Britain circulated the draft to the 14 other council members after hearing a report on Friday from a UN envoy working to arrange peace talks in Sweden to end the nearly four-year war.
A vote on the measure has yet to be scheduled.
The proposed resolution would significantly ratchet up the pressure on the Saudi-led coalition and the Iran-backed Houthi rebels to seek a negotiated settlement in Yemen, where millions are on the brink of starvation.
The United Nations considers Yemen the world's biggest humanitarian crisis and has warned that without a stop to the fighting, the country will face one of the worst famines in decades.
The draft text calls "on the parties to introduce a cessation of hostilities in Hodeida governorate, to end all attacks on densely populated civilian areas across Yemen and to cease all missile and UAV attacks against regional countries and maritime areas."
The Red Sea port of Hodeida, which is controlled by the Houthis and is a key point of entry for aid and imports to Yemen, has seen heavy fighting over the past weeks.
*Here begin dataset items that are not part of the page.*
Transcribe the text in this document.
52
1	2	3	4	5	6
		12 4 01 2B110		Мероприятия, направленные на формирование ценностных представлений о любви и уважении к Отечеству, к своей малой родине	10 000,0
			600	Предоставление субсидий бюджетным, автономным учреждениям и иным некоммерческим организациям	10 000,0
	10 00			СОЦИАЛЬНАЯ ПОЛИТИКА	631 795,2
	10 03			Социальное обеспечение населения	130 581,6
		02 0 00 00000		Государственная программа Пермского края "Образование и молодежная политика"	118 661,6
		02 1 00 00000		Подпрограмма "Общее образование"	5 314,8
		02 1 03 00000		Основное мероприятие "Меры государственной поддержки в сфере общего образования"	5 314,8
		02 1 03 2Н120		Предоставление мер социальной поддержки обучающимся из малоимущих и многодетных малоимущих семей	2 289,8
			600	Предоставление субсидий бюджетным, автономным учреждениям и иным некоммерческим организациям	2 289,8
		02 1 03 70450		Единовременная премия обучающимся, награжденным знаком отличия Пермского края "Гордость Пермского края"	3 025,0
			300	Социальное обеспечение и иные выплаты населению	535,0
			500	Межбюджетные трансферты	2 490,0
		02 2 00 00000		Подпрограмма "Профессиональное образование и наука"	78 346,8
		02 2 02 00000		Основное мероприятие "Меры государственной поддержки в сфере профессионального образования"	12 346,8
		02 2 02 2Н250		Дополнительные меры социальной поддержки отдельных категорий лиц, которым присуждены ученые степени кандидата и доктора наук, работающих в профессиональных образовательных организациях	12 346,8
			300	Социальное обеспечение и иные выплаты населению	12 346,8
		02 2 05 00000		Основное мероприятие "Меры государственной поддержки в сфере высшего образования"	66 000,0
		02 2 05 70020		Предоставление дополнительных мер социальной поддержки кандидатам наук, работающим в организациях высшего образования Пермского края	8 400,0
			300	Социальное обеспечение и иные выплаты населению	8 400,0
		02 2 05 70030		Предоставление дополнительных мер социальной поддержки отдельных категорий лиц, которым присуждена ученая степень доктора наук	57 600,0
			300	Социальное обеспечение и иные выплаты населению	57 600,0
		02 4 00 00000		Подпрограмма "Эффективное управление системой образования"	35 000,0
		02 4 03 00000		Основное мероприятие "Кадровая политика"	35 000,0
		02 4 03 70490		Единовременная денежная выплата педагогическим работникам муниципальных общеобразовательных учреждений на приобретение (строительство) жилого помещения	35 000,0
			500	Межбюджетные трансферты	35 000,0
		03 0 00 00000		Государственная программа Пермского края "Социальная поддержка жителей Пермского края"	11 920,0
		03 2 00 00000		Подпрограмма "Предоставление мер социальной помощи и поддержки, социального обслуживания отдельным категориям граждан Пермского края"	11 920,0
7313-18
The text calls on warring sides to "facilitate the unhindered flow of commercial and humanitarian food, water, fuel, medicine and other essential imports across the country, including by removing within two weeks of the adoption of this resolution, any bureaucratic impediments that could restrict such flows."
The truce would go into effect on the day of the adoption of the resolution.
Under the proposed measures, UN Secretary-General Antonio Guterres would report to the council within two weeks on the cessation of hostilities.
The council said it was ready to "consider further measures" to support a political solution the war, the draft said.
Salaries to be paid within a month
The measure calls for a large injection of foreign currency into the economy through the central back to support the collapsing currency and for salaries of civil servants, teachers and health workers to be paid within one month.
It supports a series of confidence-building measures aimed at paving the way to peace talks including the release of prisoners, the re-opening of the airport in the rebel-held capital Sanaa to commercial flights and strengthening the central bank.
The warring sides are urged to engage with UN envoy Martin Griffiths, who is due to travel to Sanaa this week to finalise arrangements for the peace talks that he hopes to convene soon.
Yemen's internationally recognised government said Monday it will take part in the talks, hours after the head of the Houthi rebel revolutionary committee, Mohammed Ali al-Huthi, said he was ready to freeze military operations.
The Saudi-led coalition has been waging a war in Yemen since March 2015 to push back the Huthis and restore to power Yemeni President Abedrabbo Mansour Hadi, whose government is recognized by the United Nations.
British Foreign Secretary Jeremy Hunt arrived Monday in Iran for the first time to discuss Tehran's role in Yemen, meeting with his Iranian counterpart Mohammad Javad Zarif.